Nykl was born in the former Czechoslovakia but left when his family fled the country after the Soviet invasion of 1968. Playing an English diplomat in the series, he described “The Sleepers” as “a series about identity, and who are you, and the potential for being more than what you appear to be.”

It’s a theme that resonates with an actor best known for sci-fi and superhero roles. “This is new. This is exciting,” he said. “I think it’s also new for the Czech Republic to have an espionage drama. It’s a great genre.”

“The Sleepers” is the latest Czech series from HBO Europe, following Agnieszka Holland’s political drama “Burning Bush” and Zacharias’ “Wasteland,” which HBO rolled out across its U.S. streaming services in 2017.
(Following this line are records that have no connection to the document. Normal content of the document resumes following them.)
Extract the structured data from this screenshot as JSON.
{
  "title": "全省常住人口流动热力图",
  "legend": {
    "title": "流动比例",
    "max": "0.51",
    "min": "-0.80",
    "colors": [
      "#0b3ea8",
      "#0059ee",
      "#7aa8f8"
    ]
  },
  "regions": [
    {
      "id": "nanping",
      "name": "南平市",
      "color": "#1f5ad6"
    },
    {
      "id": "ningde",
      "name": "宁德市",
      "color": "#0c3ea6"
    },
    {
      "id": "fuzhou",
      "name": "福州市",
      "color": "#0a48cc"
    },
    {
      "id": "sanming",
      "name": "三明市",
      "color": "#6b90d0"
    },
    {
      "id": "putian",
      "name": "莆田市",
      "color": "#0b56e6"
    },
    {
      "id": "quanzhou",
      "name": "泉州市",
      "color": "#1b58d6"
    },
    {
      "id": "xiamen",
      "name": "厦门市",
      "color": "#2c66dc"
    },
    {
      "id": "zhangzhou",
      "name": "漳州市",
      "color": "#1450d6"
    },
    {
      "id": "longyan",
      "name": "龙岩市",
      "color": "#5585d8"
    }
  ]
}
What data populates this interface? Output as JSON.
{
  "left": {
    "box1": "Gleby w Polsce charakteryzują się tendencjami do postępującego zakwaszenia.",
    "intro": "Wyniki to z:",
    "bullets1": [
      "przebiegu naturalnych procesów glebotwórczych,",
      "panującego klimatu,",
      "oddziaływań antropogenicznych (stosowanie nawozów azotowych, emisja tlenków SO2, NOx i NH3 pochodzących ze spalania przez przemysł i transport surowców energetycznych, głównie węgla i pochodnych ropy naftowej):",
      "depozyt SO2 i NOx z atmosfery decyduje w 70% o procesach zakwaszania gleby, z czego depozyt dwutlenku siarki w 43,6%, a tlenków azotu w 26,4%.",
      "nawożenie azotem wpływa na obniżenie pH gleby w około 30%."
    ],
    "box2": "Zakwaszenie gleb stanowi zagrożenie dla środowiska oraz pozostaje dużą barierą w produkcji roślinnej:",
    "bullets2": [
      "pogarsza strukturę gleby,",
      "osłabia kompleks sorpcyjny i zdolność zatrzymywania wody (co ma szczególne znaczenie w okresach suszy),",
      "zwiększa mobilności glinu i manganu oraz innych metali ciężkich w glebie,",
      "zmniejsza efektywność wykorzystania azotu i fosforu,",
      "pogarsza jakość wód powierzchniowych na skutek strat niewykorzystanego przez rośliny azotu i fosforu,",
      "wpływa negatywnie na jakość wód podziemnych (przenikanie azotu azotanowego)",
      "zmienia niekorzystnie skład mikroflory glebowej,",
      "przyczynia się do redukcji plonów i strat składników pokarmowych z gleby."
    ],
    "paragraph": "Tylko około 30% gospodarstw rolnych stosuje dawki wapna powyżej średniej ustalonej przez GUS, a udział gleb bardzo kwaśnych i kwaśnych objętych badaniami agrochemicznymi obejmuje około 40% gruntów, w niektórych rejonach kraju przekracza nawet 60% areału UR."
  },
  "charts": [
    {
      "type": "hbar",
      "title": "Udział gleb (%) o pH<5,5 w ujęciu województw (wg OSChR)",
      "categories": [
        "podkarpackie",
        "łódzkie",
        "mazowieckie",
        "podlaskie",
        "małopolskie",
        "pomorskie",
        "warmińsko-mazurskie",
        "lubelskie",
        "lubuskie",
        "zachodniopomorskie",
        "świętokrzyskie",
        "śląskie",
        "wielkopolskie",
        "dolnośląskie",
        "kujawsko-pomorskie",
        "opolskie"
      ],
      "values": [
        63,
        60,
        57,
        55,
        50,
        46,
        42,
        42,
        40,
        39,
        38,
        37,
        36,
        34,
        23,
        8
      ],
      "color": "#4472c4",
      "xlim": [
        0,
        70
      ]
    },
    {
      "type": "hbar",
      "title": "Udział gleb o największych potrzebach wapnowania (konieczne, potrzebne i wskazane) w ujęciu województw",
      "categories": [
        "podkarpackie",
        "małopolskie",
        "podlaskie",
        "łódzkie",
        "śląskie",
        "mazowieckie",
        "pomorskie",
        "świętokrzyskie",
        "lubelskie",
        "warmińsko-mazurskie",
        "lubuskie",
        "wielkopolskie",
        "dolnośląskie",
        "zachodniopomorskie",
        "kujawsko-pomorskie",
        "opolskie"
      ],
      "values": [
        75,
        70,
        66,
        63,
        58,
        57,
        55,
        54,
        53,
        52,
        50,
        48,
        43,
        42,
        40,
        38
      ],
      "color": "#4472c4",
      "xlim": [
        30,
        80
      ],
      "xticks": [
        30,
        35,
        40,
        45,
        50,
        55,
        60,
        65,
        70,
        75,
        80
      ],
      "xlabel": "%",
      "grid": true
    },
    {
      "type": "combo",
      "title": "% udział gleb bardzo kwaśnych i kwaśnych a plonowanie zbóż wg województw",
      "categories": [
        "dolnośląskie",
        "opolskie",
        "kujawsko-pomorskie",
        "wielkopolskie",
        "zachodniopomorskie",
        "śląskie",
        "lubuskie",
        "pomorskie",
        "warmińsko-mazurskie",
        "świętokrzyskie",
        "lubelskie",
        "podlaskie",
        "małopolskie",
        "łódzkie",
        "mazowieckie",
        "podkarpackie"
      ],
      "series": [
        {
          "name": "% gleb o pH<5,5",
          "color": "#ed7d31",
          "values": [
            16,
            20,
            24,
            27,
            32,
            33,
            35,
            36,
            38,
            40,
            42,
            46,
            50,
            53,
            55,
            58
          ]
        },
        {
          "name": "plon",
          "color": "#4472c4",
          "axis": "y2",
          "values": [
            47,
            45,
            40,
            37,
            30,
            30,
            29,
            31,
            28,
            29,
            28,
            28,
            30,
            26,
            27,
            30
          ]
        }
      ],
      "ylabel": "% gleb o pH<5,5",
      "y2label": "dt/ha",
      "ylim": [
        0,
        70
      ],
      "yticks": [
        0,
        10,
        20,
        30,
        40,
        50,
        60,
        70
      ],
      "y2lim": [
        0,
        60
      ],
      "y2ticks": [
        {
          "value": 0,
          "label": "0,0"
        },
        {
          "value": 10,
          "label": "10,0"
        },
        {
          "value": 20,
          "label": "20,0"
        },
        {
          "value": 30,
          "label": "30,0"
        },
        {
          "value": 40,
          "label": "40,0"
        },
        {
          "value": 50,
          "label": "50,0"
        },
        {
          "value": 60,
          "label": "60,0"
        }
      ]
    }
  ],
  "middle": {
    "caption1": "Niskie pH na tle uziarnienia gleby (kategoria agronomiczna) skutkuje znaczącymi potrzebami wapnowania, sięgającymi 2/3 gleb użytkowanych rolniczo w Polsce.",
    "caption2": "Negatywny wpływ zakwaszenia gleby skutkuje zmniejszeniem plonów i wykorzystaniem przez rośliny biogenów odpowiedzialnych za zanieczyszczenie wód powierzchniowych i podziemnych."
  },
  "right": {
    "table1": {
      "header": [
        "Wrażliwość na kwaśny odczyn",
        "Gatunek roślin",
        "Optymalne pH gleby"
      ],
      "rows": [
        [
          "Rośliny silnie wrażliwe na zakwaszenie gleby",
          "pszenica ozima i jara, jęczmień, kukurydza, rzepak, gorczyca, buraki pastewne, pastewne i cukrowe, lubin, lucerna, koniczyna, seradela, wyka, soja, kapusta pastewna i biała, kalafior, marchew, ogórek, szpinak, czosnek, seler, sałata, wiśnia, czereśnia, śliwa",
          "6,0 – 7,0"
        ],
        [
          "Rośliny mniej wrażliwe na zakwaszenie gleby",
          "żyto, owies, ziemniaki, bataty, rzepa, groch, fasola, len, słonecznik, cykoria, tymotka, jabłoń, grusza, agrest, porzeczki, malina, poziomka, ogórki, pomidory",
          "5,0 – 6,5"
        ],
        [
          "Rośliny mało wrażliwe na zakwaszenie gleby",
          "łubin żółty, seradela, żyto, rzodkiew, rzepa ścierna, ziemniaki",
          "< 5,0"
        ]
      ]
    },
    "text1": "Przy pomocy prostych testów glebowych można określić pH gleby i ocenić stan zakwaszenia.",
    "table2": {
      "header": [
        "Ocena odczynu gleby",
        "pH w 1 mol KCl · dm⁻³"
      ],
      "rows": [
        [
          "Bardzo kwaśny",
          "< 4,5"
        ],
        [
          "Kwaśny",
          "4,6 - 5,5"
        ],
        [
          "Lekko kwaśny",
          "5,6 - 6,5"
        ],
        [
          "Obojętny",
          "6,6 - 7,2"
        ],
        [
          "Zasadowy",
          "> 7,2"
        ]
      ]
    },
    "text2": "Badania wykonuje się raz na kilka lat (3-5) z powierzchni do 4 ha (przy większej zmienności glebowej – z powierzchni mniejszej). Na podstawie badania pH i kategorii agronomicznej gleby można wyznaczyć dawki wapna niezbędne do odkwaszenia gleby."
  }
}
With the cabler bringing a growing number of its international programs to the U.S., Zacharias said he was mindful of how the series would be received by both Czech and foreign viewers.

“It is tricky because you have to deal with knowledge that local audiences know the situation much more than the foreign audience,” he said. “You have to be clever about it, not to be too descriptive for the Czechs, but descriptive enough for the foreign audience.”

The director acknowledged the historical parallels to the present-day Czech Republic, which in recent weeks has seen its largest protests since the Velvet Revolution, with thousands taking to the streets to call for the resignation of Prime Minister Andrej Babis.

But while “The Sleepers” is steeped in the daily life of Czech society in the dying days of the Cold War, Nykl said the political backdrop shouldn’t make it a hard sell to foreign audiences. “I really do think that there is a universal spy thriller genre that people will recognize, and this is a really original Czech take on it.”